L’uomo, Arvin Guerrero Silos, aveva ideato una truffa creando una pagina Facebook che imitava e fingeva di essere la pagina ufficiale della Bank of Valletta, con tanto di logo aziendale.
Ha quindi attirato ignari clienti che hanno contattato la pagina per chiedere informazioni su alcune difficoltà incontrate durante una transazione bancaria.
I clienti ingannati, credendo che la pagina fosse autentica e che stessero comunicando con il personale della banca, fornivano i dati della carta di credito.
Tali dati sono stati poi utilizzati per acquisti online e per trasferire fondi dai conti delle vittime a conti di terzi, sia a livello locale che all’estero.
Ai clienti con un’autenticazione a due fattori è stato inviato un codice per effettuare un “acquisto di prova”. I fondi sono stati sottratti non appena la transazione è stata completata.
La truffa ha fruttato quasi 10.000 euro.
L’uomo ha sempre utilizzato l’account di posta elettronica della moglie, creando anche un account Azimo a suo nome per effettuare le transazioni fraudolente.
Ma tutto avveniva alle sue spalle.
La coppia è stata perseguita e il marito è stato condannato, dopo aver ammesso di aver fatto soldi con falsi pretesti, frode, frode della carta d’identità e riciclaggio di denaro.
Fin dall’inizio ha insistito sull’innocenza della moglie.

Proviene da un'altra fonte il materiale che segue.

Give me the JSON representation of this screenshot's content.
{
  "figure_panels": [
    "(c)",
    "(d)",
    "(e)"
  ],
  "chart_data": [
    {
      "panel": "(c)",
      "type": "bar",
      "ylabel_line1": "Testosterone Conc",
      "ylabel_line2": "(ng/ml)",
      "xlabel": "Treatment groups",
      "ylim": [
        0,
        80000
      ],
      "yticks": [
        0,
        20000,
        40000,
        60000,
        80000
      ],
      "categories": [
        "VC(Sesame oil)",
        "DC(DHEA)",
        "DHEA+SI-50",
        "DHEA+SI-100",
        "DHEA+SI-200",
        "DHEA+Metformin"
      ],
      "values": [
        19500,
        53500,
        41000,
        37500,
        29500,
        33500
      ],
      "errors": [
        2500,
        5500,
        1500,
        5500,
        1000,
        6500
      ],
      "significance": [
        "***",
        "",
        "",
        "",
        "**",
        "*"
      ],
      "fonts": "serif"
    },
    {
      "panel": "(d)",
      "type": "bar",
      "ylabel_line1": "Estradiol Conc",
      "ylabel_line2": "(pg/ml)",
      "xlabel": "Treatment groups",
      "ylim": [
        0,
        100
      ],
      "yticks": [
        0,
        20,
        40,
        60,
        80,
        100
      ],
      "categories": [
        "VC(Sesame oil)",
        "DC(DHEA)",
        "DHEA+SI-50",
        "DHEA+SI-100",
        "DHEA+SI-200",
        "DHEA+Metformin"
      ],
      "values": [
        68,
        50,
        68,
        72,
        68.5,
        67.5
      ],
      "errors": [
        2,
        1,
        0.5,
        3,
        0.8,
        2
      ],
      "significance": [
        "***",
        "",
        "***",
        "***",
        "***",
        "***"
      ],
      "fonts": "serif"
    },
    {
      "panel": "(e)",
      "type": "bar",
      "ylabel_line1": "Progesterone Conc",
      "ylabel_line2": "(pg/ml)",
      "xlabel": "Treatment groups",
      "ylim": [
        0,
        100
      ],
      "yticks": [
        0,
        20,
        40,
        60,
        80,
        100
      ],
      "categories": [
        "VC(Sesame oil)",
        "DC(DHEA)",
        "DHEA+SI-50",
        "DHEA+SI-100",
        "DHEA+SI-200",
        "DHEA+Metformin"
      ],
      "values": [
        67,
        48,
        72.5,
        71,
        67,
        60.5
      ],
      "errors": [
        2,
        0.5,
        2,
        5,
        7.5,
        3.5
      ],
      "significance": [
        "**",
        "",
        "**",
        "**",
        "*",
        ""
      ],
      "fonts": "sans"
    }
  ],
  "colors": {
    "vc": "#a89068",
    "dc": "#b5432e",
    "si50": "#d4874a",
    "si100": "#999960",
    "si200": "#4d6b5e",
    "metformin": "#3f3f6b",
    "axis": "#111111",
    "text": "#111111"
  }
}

Quando ha testimoniato nel suo caso, ha confermato che “solo lui era responsabile della truffa”, fornendo dettagli su come riuscisse a ingannare le sue vittime.
Aveva persino inviato denaro alla cugina della moglie nelle Filippine, dicendole che era stato guadagnato con le transazioni in criptovaluta.
Le ha pagato una commissione di 100 euro per trasferire i fondi sul proprio conto bancario in patria, dicendo al cugino di non rivelarlo alla moglie.
Per tutto il tempo, la moglie è stata “all’oscuro” delle transazioni fraudolente in corso, poiché il marito si è assicurato di cancellare tutte le e-mail e le notifiche sul suo telefono, svuotando anche il cestino.
L’uomo ha spiegato di aver avuto accesso agli account della moglie negli ultimi dieci anni perché “non era esperta di queste cose” e aveva bisogno di aiuto per utilizzare questa tecnologia.
La donna ha ammesso di usare WhatsApp e Facebook solo per comunicare con la famiglia a casa.
È stato il marito a usare la sua carta di debito per ricaricare la sua carta Tal-Linja, effettuando una doppia ricarica.
Quando la moglie ha chiesto spiegazioni sulla doppia notifica al suo telefono, lui le ha mentito, dicendo che c’era stato un inconveniente tecnico nel sistema di Transport Malta.
Il marito si è poi “pentito delle sue azioni”, si è scusato con le vittime e ha detto di essere stato “accecato dai soldi facili”.
Ha insistito sull’innocenza della moglie.
Nel pronunciare la sentenza contro la donna, il magistrato Rachel Montebello ha osservato che la sola testimonianza dell’uomo non era sufficiente a scagionare la moglie.
Tuttavia, dopo aver analizzato tutte le prove, i documenti e le testimonianze, la corte ha concluso che non c’era nulla che collegasse l’imputata alle vittime, se non il fatto che il suo nome e la sua e-mail erano stati usati per aprire il conto Azimo e che i soldi erano stati depositati sul suo conto.
L’accusa non è riuscita a dimostrare che fosse stata lei a creare il falso profilo Facebook o a gestire la truffa. Né ha chattato con gli ignari clienti.
In realtà, il numero di cellulare del marito era quello fornito alle vittime a scopo di verifica.
Tutte le prove indicavano il marito come autore e amministratore della truffa.
L’accusa non ha dimostrato che la moglie avesse le necessarie competenze informatiche e la corte si è convinta che non sapesse e non sospettasse nemmeno che i fondi provenissero dall’attività criminale del marito.
“Non sapevo cosa stesse facendo”, ha testimoniato la donna, e la sua spiegazione “genuina” non è passata inosservata alla corte.
La donna ha mostrato un “forte disappunto” nel ricordare la scoperta delle malefatte criminali del marito.
Non solo aveva frodato altre persone, ma aveva anche usato i suoi dati personali e i suoi conti per farlo, la donna si è rammaricata, ammettendo che stesse “pensando di lasciarlo”.
Alla fine dei conti, il tribunale ha scagionato la donna da ogni responsabilità penale.
Gli avvocati Joe Giglio e Michaela Giglio erano i difensori.